芸術家の年賀状
- 「芸術家の年賀状」(二玄社)とタイトルのついた本を見つけました。私は長年芸術家はどんな年賀状を作るのか見てみたいと思っていたのでピッタリでした。絵手紙作家小池邦夫さんの編集で、明治、大正、昭和の画家、版画家、書家等の年賀状です。興味のある方は是非一度目を通してみて下さい。先日は毎日新聞にこの本の中のある年賀状が紹介されていました。
- 画才、筆才に有り余る芸術家達ですから年賀状も才能を披瀝できる領域ですから創作の苦労などたいしたものではないかも知れません。でもプロはプロなりに下手はできないわけですから銭は入らなくともそれなりに苦労はしたかも知れません。

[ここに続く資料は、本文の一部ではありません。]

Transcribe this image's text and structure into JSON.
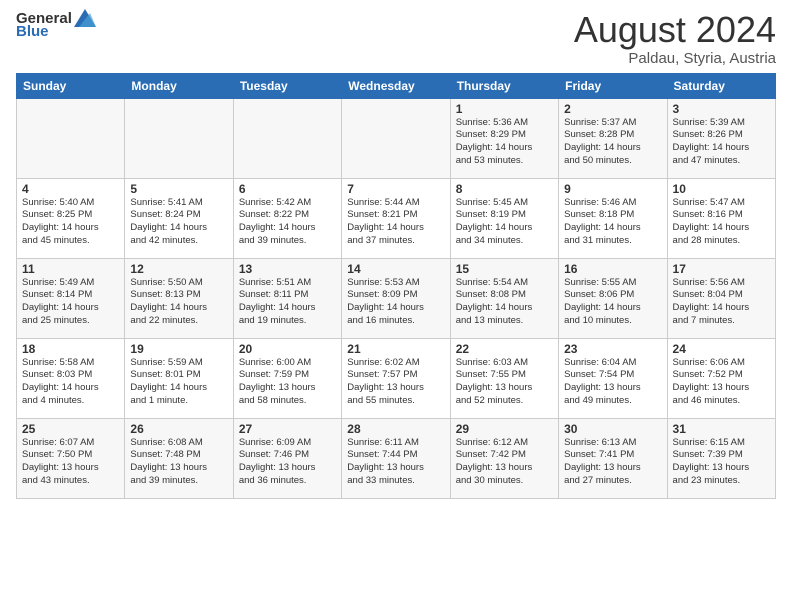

- 編者である小池邦夫さんの解説が素晴らしいと思いました。絵手紙の創始者であることや今なおご活躍中であることなど私も存じ上げていましたがさすが実践者の言だと感心してしまいました。次はその中の冒頭の文章です。
|
- 年賀状というのは、年一回の出会いの場だと思っている。書の道を志し、模索を続けていた二十代の私は、雲の上の人と憧れていた熊谷守一や、棟方志功、井上有一、芹沢_介など、錚々たる芸術家に年賀状を出した。もちろん返信など期待していなかった。いや、正直に書くと万が一ということもあるとは期待もしていた。ところがどうだ。返事が貰えたのである。肉筆の年賀状を受け取った日のことが鮮やかに思い出される。熊谷守一さんのは、絵は印刷で表書きは奥さんの筆で書かれてあった。印刷ではあるが、字がすこぶるいいし、ハガキという小世界と言えども書と絵とが一つに溶けてひびき合っているではないか。洋画家である熊谷さんが墨と筆でかいた美しさが如実に伝わって来てたまらない思いであった。九十歳を過ぎたからこそ、生み出される魅力であろうか。色の数は二色しか使ってはいないのに、なんと見る者の心を引っぱり止まぬことか。(以下省略。熊谷守一の年賀状もあって氏の興奮が伝わって来る思いがしました。)